Pre-Step A: Load Vault Context (Obsidian Integration)

Before routing or collecting responses, check whether the MoxyWolf Obsidian vault is accessible. If it is, load context that will enrich the deliberation.

Vault discovery (same resolution order as obsidian-update skill):

Check if the Cowork workspace mount contains _System/MEMORY.md at any depth — that's the vault root
Check /sessions/*/mnt/[email protected]/Shared drives/MoxyWolf Shared Files/MoxyWolf Vault/
Search Google Drive via google_drive_search for folder MoxyWolf Vault
If none found: proceed without vault context. Set vault_context_loaded: false. The pipeline works fine without it — vault context is additive, not required.
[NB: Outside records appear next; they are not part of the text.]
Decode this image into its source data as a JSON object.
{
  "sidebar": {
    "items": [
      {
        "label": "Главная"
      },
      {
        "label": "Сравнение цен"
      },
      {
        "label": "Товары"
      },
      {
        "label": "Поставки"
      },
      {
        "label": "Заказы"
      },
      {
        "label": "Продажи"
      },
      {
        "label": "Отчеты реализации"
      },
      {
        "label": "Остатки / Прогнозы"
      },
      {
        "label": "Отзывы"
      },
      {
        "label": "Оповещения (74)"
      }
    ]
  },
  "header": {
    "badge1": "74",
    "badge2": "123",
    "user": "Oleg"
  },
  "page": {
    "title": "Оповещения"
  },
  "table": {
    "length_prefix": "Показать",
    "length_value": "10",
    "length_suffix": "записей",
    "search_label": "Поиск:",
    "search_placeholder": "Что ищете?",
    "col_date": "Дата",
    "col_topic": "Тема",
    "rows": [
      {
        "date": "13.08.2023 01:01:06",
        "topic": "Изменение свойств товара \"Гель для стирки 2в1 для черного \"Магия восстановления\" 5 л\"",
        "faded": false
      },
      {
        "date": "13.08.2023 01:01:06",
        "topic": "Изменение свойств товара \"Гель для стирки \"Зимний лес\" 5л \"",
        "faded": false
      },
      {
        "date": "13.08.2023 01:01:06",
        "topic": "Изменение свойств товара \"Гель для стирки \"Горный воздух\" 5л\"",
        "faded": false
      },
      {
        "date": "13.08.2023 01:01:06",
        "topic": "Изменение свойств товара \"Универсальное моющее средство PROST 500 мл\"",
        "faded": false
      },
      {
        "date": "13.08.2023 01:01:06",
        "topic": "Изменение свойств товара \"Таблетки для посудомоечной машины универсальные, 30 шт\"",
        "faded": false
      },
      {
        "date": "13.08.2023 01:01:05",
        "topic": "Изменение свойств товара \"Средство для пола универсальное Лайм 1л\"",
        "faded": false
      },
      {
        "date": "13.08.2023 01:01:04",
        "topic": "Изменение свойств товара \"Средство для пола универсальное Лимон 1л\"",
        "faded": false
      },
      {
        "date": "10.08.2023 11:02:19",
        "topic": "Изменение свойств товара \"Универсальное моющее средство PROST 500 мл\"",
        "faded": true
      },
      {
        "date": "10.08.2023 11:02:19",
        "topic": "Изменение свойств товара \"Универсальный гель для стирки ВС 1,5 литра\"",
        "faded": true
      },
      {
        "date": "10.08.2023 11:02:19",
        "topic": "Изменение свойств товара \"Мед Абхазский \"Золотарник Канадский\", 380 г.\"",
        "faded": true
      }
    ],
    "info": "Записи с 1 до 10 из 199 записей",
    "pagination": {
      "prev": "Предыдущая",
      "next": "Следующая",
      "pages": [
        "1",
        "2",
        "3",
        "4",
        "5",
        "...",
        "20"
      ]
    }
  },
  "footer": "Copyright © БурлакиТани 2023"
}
If vault is found, call the memory-system's Council Integration Sub-operation A:

The memory-system returns a structured context block containing:

memory_summary (~500 tokens) — operational context from MEMORY.md: active projects, current priorities, shorthand decoder, relationships. Gives models awareness of Dorian's current situation and terminology.
project_context — if the user's query references a known project (match against project names in MEMORY.md or folder names in ${VAULT}/Projects/), the relevant project index summary: current phase, recent decisions, open questions.
recent_deliberations — last 5 entries from ${VAULT}/_Shared Knowledge/Agents and Plugins/council-deliberation-log.md for continuity.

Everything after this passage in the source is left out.